Greenseng: A Green Search Engine That Actually Conserves Energy

We’ve seen a few sites attempt to help turn the web green, but most of them have been little more than gimmicks. Blackle purports to conserve energy by offering a “black” version of Google, which it says uses less energy than the engine’s standard white. But Google has gone on to say that black may actually increase the amount of energy consumed by visitors (of course, this didn’t stop Google Israel from turning its site black in honor of Earth Hour).

Today, Y Combinator startup CO2Stats has launched a search engine that aspires to be truly green. Greenseng (sounds like Ginseng) is a standard search engine, pulling results from Google’s Custom Search to produce results. But instead of relying on a dubious method of energy conservation, CO2Stats measures the amount of energy used by its servers and the computers of its users and purchases renewable energy certificates (similar to carbon credits) to offset the environmental toll.

CO2Stats CTO Alex Wissner-Gross says that Greenseng isn’t meant to generate revenue though advertising. Instead, the site is using proceeds from its certification business that allows websites to purchase renewable energy certificates in return for a badge that labels them as “Green Certified”.

But while Greenseng may not directly be earning any money, it may help CO2Stats pull in a slew of new customers. In its next iteration, the site will be using Yahoo’s powerful BOSS search API to incorporate some of its own data. Users will be able to see the environmental footprint of each site in their search results with data pulled from CO2Stats, which may give companies more of an incentive to get Green Certified.
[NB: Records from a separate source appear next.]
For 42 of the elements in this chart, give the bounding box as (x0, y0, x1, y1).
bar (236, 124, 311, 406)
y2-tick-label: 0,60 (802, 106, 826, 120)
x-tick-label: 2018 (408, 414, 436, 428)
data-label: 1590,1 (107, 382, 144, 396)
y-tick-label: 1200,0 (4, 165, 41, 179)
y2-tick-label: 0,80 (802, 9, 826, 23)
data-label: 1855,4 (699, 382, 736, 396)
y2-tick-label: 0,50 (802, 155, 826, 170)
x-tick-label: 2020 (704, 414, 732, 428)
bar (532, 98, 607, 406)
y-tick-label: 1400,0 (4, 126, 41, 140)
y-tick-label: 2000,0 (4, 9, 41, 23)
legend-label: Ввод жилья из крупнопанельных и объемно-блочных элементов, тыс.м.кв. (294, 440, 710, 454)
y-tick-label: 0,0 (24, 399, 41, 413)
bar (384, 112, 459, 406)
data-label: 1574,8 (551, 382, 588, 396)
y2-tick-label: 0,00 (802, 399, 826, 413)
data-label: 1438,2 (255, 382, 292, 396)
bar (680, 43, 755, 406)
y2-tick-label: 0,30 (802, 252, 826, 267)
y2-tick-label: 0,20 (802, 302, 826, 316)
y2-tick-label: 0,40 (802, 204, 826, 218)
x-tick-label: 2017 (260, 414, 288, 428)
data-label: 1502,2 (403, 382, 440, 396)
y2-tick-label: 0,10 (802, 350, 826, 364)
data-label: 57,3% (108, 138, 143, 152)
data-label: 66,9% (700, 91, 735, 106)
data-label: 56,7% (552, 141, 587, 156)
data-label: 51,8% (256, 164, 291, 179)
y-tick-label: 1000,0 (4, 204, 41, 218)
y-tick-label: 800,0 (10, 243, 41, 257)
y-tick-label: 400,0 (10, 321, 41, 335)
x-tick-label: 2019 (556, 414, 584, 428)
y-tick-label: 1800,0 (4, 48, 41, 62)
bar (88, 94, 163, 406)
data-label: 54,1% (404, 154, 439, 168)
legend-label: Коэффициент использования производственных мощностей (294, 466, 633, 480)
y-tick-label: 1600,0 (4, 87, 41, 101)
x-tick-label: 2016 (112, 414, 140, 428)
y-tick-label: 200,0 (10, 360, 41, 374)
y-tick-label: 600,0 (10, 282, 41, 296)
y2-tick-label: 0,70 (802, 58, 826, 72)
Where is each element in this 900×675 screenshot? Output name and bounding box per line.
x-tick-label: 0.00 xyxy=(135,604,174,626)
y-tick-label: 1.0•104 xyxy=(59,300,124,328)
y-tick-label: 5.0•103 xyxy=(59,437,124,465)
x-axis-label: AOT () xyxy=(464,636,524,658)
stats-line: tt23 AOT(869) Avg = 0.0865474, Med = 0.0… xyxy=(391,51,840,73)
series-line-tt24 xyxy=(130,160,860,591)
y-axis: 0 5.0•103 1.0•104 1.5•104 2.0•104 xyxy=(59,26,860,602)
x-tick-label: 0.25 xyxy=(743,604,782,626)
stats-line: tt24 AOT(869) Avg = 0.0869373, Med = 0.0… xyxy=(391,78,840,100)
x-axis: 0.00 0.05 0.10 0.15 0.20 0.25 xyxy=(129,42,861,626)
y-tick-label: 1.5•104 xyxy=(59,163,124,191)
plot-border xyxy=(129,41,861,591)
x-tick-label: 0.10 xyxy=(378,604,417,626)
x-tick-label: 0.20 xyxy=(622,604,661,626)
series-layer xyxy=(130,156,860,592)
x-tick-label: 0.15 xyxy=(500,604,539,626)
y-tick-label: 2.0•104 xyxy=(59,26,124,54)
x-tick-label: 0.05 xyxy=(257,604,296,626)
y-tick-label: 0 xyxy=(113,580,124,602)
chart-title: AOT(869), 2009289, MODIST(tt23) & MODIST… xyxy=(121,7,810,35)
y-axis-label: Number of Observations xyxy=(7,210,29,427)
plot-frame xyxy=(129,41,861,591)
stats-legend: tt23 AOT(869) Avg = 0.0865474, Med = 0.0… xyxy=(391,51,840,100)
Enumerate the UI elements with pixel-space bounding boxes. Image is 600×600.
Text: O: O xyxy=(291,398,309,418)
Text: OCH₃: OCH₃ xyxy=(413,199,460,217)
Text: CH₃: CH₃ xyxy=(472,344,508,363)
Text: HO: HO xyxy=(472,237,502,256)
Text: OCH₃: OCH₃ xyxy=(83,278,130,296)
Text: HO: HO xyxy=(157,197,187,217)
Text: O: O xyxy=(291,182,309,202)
Buying credits to offset seach engine usage isn’t a new idea. In April we wrote about EcoCho, a search engine wrapper for Google and Yahoo that promises to plant “up to two trees” for every 1,000 searches on the site (we noted that zero could fall within that definition). Only a week after launching, Google pulled the site from its advertising partnership – not a good sign, though it didn’t specify the details.